Fooso Wed 07-Sep-11 16:34:31

Why don't you ask her to write him a letter, explaining how his jokes/wind ups make her feel - this may have more of an effect on him than you mentioning it. Hearing from her might make him sit up and think about how his behavious is upsetting her - and I'm sure he wouldn't want that.

madmomma Thu 08-Sep-11 20:31:27

That's a good idea actually Fooso. She's talked to him about it, but only when she's been upset, so maybe a letter would be clearer. Thanks.

ladydeedy Fri 09-Sep-11 08:37:07

or they can agree to have a "signal" that when she starts to feel wound up by him she can say a particular word or signal (hand up or something) that says "you're crossing the line now". If he doesnt realise when he's going too far that may be a way of him learning when enough's enough.
although we too have a sensitive teenager in the house at the moment and the slightest thing can set him off if it's the right moment! So there needs to be some balance about what's reasonable.

theredhen Fri 09-Sep-11 09:47:46

Do you think he winds her up because she annoys him and it's his way of dealing with it? It's easier than having to directly confront her?

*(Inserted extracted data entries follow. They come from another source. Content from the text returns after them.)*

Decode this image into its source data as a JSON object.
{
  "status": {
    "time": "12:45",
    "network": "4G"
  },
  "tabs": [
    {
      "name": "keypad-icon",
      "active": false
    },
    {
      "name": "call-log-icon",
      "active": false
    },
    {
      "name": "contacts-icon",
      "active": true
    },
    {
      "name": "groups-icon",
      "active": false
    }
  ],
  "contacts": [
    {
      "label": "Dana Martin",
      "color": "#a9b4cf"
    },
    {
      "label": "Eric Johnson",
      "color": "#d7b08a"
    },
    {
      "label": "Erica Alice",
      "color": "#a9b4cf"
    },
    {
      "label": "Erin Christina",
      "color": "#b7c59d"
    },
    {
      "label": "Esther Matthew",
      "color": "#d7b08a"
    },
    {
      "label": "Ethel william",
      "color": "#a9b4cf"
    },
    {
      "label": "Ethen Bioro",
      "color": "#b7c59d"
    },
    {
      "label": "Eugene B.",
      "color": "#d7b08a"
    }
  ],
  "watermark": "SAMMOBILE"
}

If so, then you have an issue that needs addressing.

If you think it's just his way, then as ladydeedy says perhaps DD needs a signal or you need to teach her coping mechanisms?

LydiaWickham Fri 09-Sep-11 09:56:56

He's the grown up in this situation, the onus is on him to improve his behaviour. Yes, it would be easier if she didn't react to him, but really he shouldn't be deliberately winding up a child.

madmomma Fri 09-Sep-11 21:06:56

I agree about a reasonable balance lady: there's nothing more dull than someone who can't take a joke. I don't think he does it because she annoys him; he thinks highly of her and if she's out of line he deals with it directly. I don't think he deliberately winds her up, and he has taken on what I've asked of him to a great extent, it's just that it's a bit of a stubborn dynamic, because now she's primed to get pissed off easily. I do absolutely think it's 'just his way' - and I reckon I'll just have to keep banging the same drum and reminding him to be careful with her. Ho hum. Thanks ladies.